We did indulge in a lot of wheeled recklessness, though, starting with JP and me attempting to ride a go-cart down a rocky hillside trail with a slope more nearly vertical than horizontal. The wipeout was instantaneous and most spectacular, and I was washing dirt and grit out of my ears and nose for days. The roads around Redwood house, paved and not—undulated like a the slopes on a roller coaster ride, best appreciated when ventured in a self-steered little red wagon… especially on that final steep slope which abruptly terminated in four busy lanes of vehicle traffic on Foothill Boulevard. It was, on the whole, a good thing that Mom never actually witnessed us— JP on the bicycle, Pippy in the wagon, and me pushing Sander’s stroller, a cavalcade of kids and wheels and dust, racing downhill at top speed, bouncing over the ruts and rocks, and letting the stroller coast when I took my hands away. Well, that was really reckless… but anyway I could run faster than the stroller could coast, so never mind that there was another block of bumpy road and then a lot of traffic. No, I could grab the stroller before there was ever the least danger to our baby brother. It was just exciting, all of us barreling down the road…. Or climbing trees and rock faces, or letting go the rope swing at exactly the right moment to fall into a tall pile of raked-up pine needles, and I wonder, reading the other comments, if this sort of risk taking didn’t serve a deep purpose, and never mind the scrapes and bumps, and bruises, the occasional stitch and sprain and fracture.
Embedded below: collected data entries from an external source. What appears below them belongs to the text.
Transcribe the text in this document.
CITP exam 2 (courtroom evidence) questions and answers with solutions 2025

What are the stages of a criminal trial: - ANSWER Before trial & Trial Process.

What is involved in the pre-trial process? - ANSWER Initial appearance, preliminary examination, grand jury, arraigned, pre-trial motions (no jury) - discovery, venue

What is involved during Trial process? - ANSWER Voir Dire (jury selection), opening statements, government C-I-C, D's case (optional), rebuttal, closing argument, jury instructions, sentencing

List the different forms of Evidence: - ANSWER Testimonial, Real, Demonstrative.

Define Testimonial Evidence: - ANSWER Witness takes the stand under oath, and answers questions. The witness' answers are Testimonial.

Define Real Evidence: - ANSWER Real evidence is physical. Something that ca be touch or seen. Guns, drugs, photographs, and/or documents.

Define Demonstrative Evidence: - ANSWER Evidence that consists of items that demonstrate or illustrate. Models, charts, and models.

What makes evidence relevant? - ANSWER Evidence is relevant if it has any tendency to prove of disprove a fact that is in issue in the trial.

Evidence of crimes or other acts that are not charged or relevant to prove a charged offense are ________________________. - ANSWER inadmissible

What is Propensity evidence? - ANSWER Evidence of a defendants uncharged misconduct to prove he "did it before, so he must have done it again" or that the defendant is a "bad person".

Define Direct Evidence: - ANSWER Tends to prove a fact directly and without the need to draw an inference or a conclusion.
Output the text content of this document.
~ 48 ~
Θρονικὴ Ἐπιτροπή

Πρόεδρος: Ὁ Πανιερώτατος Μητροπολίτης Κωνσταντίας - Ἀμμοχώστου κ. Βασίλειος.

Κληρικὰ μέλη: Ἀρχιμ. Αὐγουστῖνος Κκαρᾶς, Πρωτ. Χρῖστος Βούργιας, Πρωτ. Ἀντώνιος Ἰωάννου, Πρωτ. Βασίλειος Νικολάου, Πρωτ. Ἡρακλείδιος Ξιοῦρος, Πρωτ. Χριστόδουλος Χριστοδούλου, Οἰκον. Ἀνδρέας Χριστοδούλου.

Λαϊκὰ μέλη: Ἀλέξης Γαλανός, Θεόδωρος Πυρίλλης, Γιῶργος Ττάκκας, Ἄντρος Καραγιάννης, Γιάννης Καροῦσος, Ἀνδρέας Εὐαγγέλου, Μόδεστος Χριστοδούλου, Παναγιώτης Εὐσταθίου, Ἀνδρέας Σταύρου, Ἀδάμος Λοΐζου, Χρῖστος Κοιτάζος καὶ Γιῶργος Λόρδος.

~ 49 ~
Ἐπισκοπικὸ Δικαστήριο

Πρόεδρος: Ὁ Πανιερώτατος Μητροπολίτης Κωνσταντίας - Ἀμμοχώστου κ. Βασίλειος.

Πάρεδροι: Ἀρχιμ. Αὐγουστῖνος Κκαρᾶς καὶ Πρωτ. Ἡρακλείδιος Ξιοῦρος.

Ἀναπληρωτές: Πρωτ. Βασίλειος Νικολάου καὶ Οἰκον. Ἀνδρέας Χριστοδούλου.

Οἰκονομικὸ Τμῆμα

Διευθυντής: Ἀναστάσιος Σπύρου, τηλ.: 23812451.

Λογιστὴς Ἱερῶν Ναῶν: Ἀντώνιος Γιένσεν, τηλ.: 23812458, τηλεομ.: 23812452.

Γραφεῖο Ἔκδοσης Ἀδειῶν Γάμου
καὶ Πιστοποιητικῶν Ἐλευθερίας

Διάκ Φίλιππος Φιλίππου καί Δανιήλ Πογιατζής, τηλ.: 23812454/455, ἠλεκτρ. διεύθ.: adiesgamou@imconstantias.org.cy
On the day that I took the training wheels off Blondie’s bicycle, I spent the afternoon pushing her on the bike up and down the yard, until we went out on the road in front of our house and—gaining in confidence, she performed increasingly less-wobbly figure eights. On the second day, she challenged her best friend to a race, in the alley behind the apartment building at Chalet San Lamberto, and hit a bit of broken pottery, and went flying over the handlebars— scraped elbows and knees and nose, bruises and blood everywhere, followed by a quick trip to the Clinica Montpelier for an x-ray. But on the third day, she was careful and judicious about the need for speed, and I wonder now if that was the most salutary way of learning it. Better perhaps to chance it on skateboards and bicycles, and risk scrapes and cuts as a kid, than to be swaddled around with parental supervision and safety gear, only to cut loose later with motor vehicles and other dangerous adult toys and amusements when one hasn’t developed a sense of risks and consequences.
Keeping them safe may not be the main thing; it may be better in the long run to teach them —somehow!– skills at living dangerously.